This highpoint episode was very disappointing for me. This was like the culmination of several things recently which have pushed me to the inevitable—I’m getting older.
I have hiked many, many miles, climbed some pretty high mountains, and done some things that even shock me. Needless to say, I was devastated to have gotten so close and been too afraid to scramble over the rock to the top. Additionally, I was disappointed in my old feet. They are just not what they used to be.
Since noon Saturday, (the time when I realized I just couldn’t go up on that rock) my mind has struggled with the adjustment to another phase in my life. It hasn’t been pretty and Gene is to be commended for having lived through it so calmly.
My Uncle Carl actually got me started hiking. He considered it good therapy and, at a particularly difficult time in my life, he took me for my first hike. He made pimento cheese sandwiches for us and stuffed them into his day pack, we gathered up the dog and off we went. On the drive to the trail head the dog thought a nap was in order so he curled up on top of the pack to catch a few Zzzs before the hike. At lunch time, looking out over the wilderness from a rock high on a mountain, we laughed at the result of the dog’s pre-hike nap. The sandwiches looked like flat bread with yellow halos. It didn’t alter the taste; you just had to plan a strategy for getting bread and cheese in the same bite. My uncle has always been one for an adventure so when it came time to head down the mountain, he thought it would be fine to just leave the trail and go off down the hill side. I slipped after only a few steps and landed on my bottom. The dog thought that was a fine ride so he jumped in my lap. Down we went for about twenty yards before coming to rest somehow. My mother has always been one to be in the woods walking about, and a few years after this first hike, she persuaded me to join Tennessee Trails, our state hiking club.
So hiking has been my hobby for many years and I never gave a thought about the distance or difficulty of any trail. I think those days are over. A few years ago, while spending what seemed like days in the backcountry office at Rocky Mountain National Park trying to get permits to climb Long’s Peak, a seasonal ranger made a comment to the effect that he and his wife (both over 60) liked fixing a thermos of coffee, stopping by the bakery for Danish, and enjoying their goodies at one of the many waterfalls within 2 or 3 miles from the trailhead. At the time, I thought that was really hiking and we should do that more often. Perhaps now is the time.
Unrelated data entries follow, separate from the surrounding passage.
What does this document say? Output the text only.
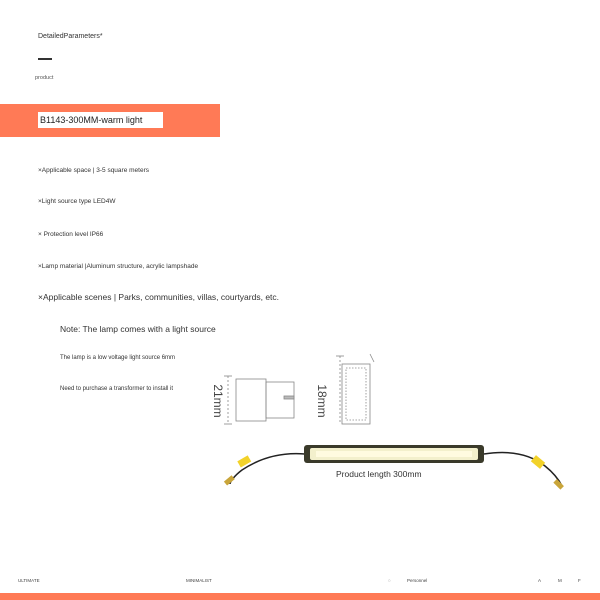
DetailedParameters*
product
B1143-300MM-warm light
×Applicable space | 3-5 square meters
×Light source type LED4W
× Protection level IP66
×Lamp material |Aluminum structure, acrylic lampshade
×Applicable scenes | Parks, communities, villas, courtyards, etc.
Note: The lamp comes with a light source
The lamp is a low voltage light source 6mm
Need to purchase a transformer to install it	21mm	18mm
Product length 300mm
ULTIMATE	MINIMALIST	○	Personnel	A	M	F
I was encouraged by a couple things yesterday. We met a couple not too far from the summit as we were going down who seemed to be about our age. The gentleman commented that they were in the “hiking” rather than “climbing” phase of their life. I’m so there! I had email this morning from a long time hiking friend who, like me, never gave much thought to distance or difficulty. We have been on some pretty long hikes together including California’s Mt. Whitney. His email said that he and his wife had done a 14 mile hike and were pretty bushed the next day. Had to go shopping instead of hiking. Thank goodness I’m not the only one feeling my age here.
Still, aging is a difficult process and hard to get my mind around. It is one in which I will have to change my focus from long distance hiking (carrying everything on my back and sleeping on the ground) and climbing mountains to sipping coffee by a waterfall, bird watching, and taking long strolls in the park. This is actually starting to sound pretty good, after all.